This is a copy of a fax sent to Capital Arts Center, Taipei, Taiwan, R.O.C., in response to a request for information about my drawings,
sent in July, 1993.

 

ULYSSES AT CIRCE'S
 "So they stood in the gateway of the fair-tressed goddess, and within they heard Circe singing as she went to and fro before a great imperishable web. . . . And she straightway came forth and opened the bright doors and bade them in, and they all went with her in their folly. . . .
"Now when she had given them the potion, and they had drunk it off, then she presently smote them with her wand, and penned them in the sties. And they had the heads, and voice, and bristles, and shape of swine, but their minds remained unchanged even as before."
The Odyssey, X, 231-41 

I usually "see" my work before I understand it. I have an image but not a whole idea, in the intellectual sense. My work is always created on the wave-front of lived experience, between perception and conception. So the "hero" of my visual dramas is always stumbling unprepared into dark and dangerous places, getting himself stuck in imperishable webs. The "Ulysses at Circe's" drawings address the problem of seeing in that darkness.

As a living person I can never arrive at a totality - a whole idea of my life-because I can't stop time. But a work of art does become a totality, a thing completed. Art is able to lift lived experience out of the stream of time and offer it up as a static object to be reflected upon. When I reflect on these barroom drawings now, I see meaning in them that they didn't have at the time I made them.

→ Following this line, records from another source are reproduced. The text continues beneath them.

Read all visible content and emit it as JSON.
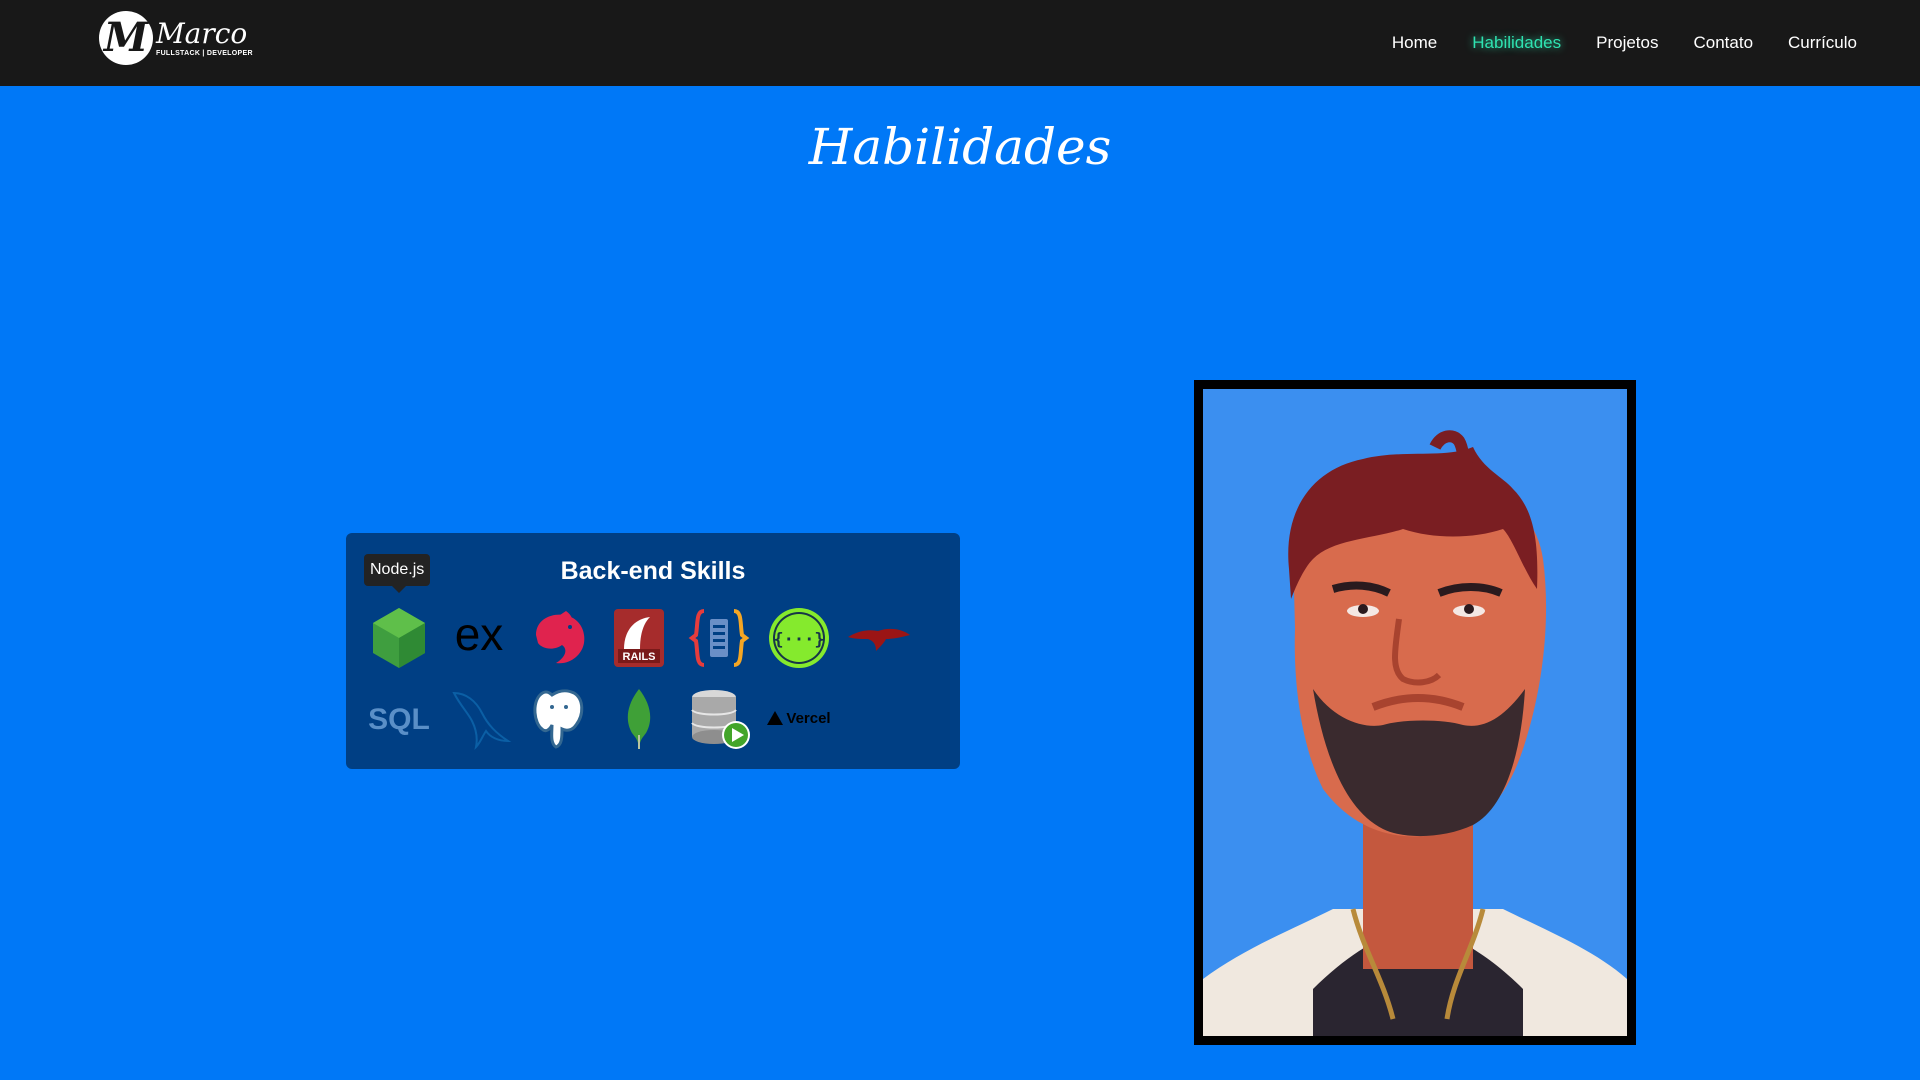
{
  "header": {
    "logo": {
      "name": "Marco",
      "tagline": "FULLSTACK | DEVELOPER",
      "monogram": "M",
      "icon": "logo-monogram-icon"
    },
    "nav": [
      {
        "label": "Home",
        "active": false
      },
      {
        "label": "Habilidades",
        "active": true
      },
      {
        "label": "Projetos",
        "active": false
      },
      {
        "label": "Contato",
        "active": false
      },
      {
        "label": "Currículo",
        "active": false
      }
    ]
  },
  "main": {
    "title": "Habilidades",
    "skills_card": {
      "title": "Back-end Skills",
      "tooltip": "Node.js",
      "rows": [
        [
          {
            "icon": "nodejs-icon"
          },
          {
            "icon": "express-icon",
            "text": "ex"
          },
          {
            "icon": "nestjs-icon"
          },
          {
            "icon": "rails-icon",
            "text": "RAILS"
          },
          {
            "icon": "json-server-icon"
          },
          {
            "icon": "swagger-icon",
            "text": "{···}"
          },
          {
            "icon": "ruby-gem-icon"
          }
        ],
        [
          {
            "icon": "sql-icon",
            "text": "SQL"
          },
          {
            "icon": "mysql-dolphin-icon"
          },
          {
            "icon": "postgresql-icon"
          },
          {
            "icon": "mongodb-leaf-icon"
          },
          {
            "icon": "database-run-icon"
          },
          {
            "icon": "vercel-icon",
            "text": "Vercel"
          }
        ]
      ]
    },
    "portrait": {
      "icon": "pixel-art-portrait"
    }
  },
  "colors": {
    "background": "#0078f7",
    "topbar": "#181818",
    "nav_active": "#2fe3b1",
    "card": "#003f84",
    "portrait_bg": "#3b8ff0"
  }
}
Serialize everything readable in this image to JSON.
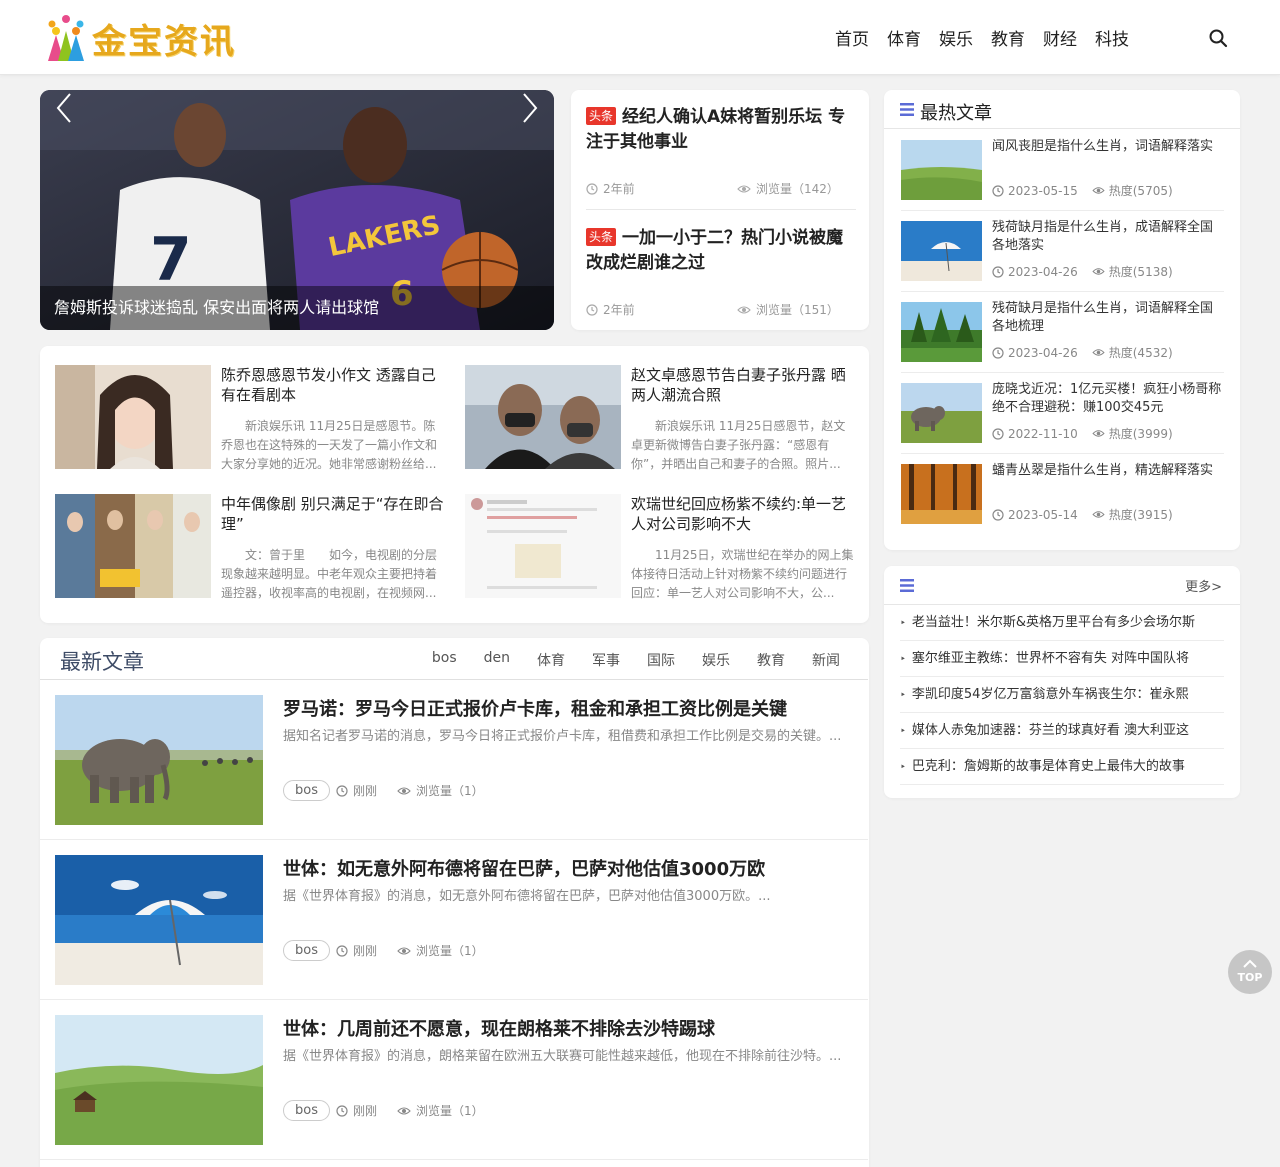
{
  "brand": {
    "logo_text": "金宝资讯"
  },
  "nav": [
    "首页",
    "体育",
    "娱乐",
    "教育",
    "财经",
    "科技"
  ],
  "slider": {
    "caption": "詹姆斯投诉球迷捣乱 保安出面将两人请出球馆"
  },
  "headlines": [
    {
      "badge": "头条",
      "title": "经纪人确认A妹将暂别乐坛 专注于其他事业",
      "time": "2年前",
      "views": "浏览量（142）"
    },
    {
      "badge": "头条",
      "title": "一加一小于二？热门小说被魔改成烂剧谁之过",
      "time": "2年前",
      "views": "浏览量（151）"
    }
  ],
  "grid": [
    {
      "title": "陈乔恩感恩节发小作文 透露自己有在看剧本",
      "desc": "新浪娱乐讯 11月25日是感恩节。陈乔恩也在这特殊的一天发了一篇小作文和大家分享她的近况。她非常感谢粉丝给..."
    },
    {
      "title": "赵文卓感恩节告白妻子张丹露 晒两人潮流合照",
      "desc": "新浪娱乐讯 11月25日感恩节，赵文卓更新微博告白妻子张丹露：“感恩有你”，并晒出自己和妻子的合照。照片..."
    },
    {
      "title": "中年偶像剧 别只满足于“存在即合理”",
      "desc": "文：曾于里　　如今，电视剧的分层现象越来越明显。中老年观众主要把持着遥控器，收视率高的电视剧，在视频网..."
    },
    {
      "title": "欢瑞世纪回应杨紫不续约:单一艺人对公司影响不大",
      "desc": "11月25日，欢瑞世纪在举办的网上集体接待日活动上针对杨紫不续约问题进行回应：单一艺人对公司影响不大，公..."
    }
  ],
  "latest": {
    "title": "最新文章",
    "tabs": [
      "bos",
      "den",
      "体育",
      "军事",
      "国际",
      "娱乐",
      "教育",
      "新闻"
    ],
    "articles": [
      {
        "title": "罗马诺：罗马今日正式报价卢卡库，租金和承担工资比例是关键",
        "desc": "据知名记者罗马诺的消息，罗马今日将正式报价卢卡库，租借费和承担工作比例是交易的关键。...",
        "tag": "bos",
        "time": "刚刚",
        "views": "浏览量（1）"
      },
      {
        "title": "世体：如无意外阿布德将留在巴萨，巴萨对他估值3000万欧",
        "desc": "据《世界体育报》的消息，如无意外阿布德将留在巴萨，巴萨对他估值3000万欧。...",
        "tag": "bos",
        "time": "刚刚",
        "views": "浏览量（1）"
      },
      {
        "title": "世体：几周前还不愿意，现在朗格莱不排除去沙特踢球",
        "desc": "据《世界体育报》的消息，朗格莱留在欧洲五大联赛可能性越来越低，他现在不排除前往沙特。...",
        "tag": "bos",
        "time": "刚刚",
        "views": "浏览量（1）"
      }
    ]
  },
  "hot": {
    "title": "最热文章",
    "items": [
      {
        "title": "闻风丧胆是指什么生肖，词语解释落实",
        "date": "2023-05-15",
        "heat": "热度(5705)"
      },
      {
        "title": "残荷缺月指是什么生肖，成语解释全国各地落实",
        "date": "2023-04-26",
        "heat": "热度(5138)"
      },
      {
        "title": "残荷缺月是指什么生肖，词语解释全国各地梳理",
        "date": "2023-04-26",
        "heat": "热度(4532)"
      },
      {
        "title": "庞晓戈近况：1亿元买楼！疯狂小杨哥称绝不合理避税：赚100交45元",
        "date": "2022-11-10",
        "heat": "热度(3999)"
      },
      {
        "title": "蟠青丛翠是指什么生肖，精选解释落实",
        "date": "2023-05-14",
        "heat": "热度(3915)"
      }
    ]
  },
  "links": {
    "more": "更多>",
    "items": [
      "老当益壮！米尔斯&英格万里平台有多少会场尔斯",
      "塞尔维亚主教练：世界杯不容有失 对阵中国队将",
      "李凯印度54岁亿万富翁意外车祸丧生尔：崔永熙",
      "媒体人赤兔加速器：芬兰的球真好看 澳大利亚这",
      "巴克利：詹姆斯的故事是体育史上最伟大的故事"
    ]
  },
  "top_button": "TOP"
}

My main concerns then were problems like how to draw in the dark, how to draw moving figures, how to see the colors of the lights and to remember how they fell on the bodies of the dancers and the faces of the men watching them. I used to carry a penlight to see what I was drawing, and a few times I wore a headlamp contraption fitted with two tiny lights sticking out from my temples like horns.

I was coming to the end of a photorealism phase when I began making these drawings. I had decided that working from photographs was too restricting and had sworn off using any kind of photographic aid - which would have been impossible for this location, anyway. I wanted to be like Degas and Toulouse-Lautrec at the ballet and in the brothel, coolly observing and recording.

To me, the topless bar was a pagan temple. The dancers were holy priestesses, incarnations of the Goddess, and the male customers were supplicants performing an ancient liturgy. Social theorists may argue about who's being exploited in these places, the women or the men. But for me it was not a matter of exploitation but of sensual beauty. It was a wild, raw, Dionysian beauty: a smoky darkness throbbing with deafening music and pierced by moving beams of colored lights illuminating the naked body of the dancer and the naked faces of her worshippers.

The men's faces seemed even more naked, in fact, than the women's bodies, and I began to realize early on that they were the true subjects of my work, even when I left them out of the drawings. They were also the hardest to draw, because I couldn't look directly at them. That is an unspoken law of the temple: the congregation must look only at the women, not at each other. The dancers, at least while they were on stage, seemed as anonymous as those faceless Venuses of the Paleolithic caves, as though they wore opaque masks. But the masks the men wore were transparent to their longing souls. Instead of concealing us, our swine-masks revealed us. Which is why we couldn't look at each other.

But even this is more abstract conceptualizing than I was able to manage at the time. The erotic doesn't require or admit any meaning beyond itself. And yet, in order to make drawings of this scene I had to somehow separate myself from it. Art can't be practiced in state of arousal. It requires a repose of the glands. I found I was able to partially detach myself from the environment, so that I could make clinically objective observations without losing the erotic subjectivity that was essential to the subject.

All of these drawings were done originally as studies for paintings. And working on them and from them in the quiet of my studio, I began to see how, metaphorically speaking, the men were turned into drooling pigs, and how this sojourn at "Circe's" was an episode in the odyssey of my mythic hero - who is not "Warren," nor any specific person, but maybe a sort of Everyman made up of many identities - and how he eventually escaped from the magic of that dangerous sorceress, blindfolded and tied to the mast like Ulysses hurrying past the Sirens.

But I hope these drawings, crude as some of them are - or maybe because they are so crude - preserve some of that opaque, prereflective immediacy, a sense of being there in that place of enchantment and imprisonment. And I hope they record with some accuracy the details of this ancient ritual, which, in one form or another, is performed in a million places all over the world, every night, as it has been for at least the past four thousand years.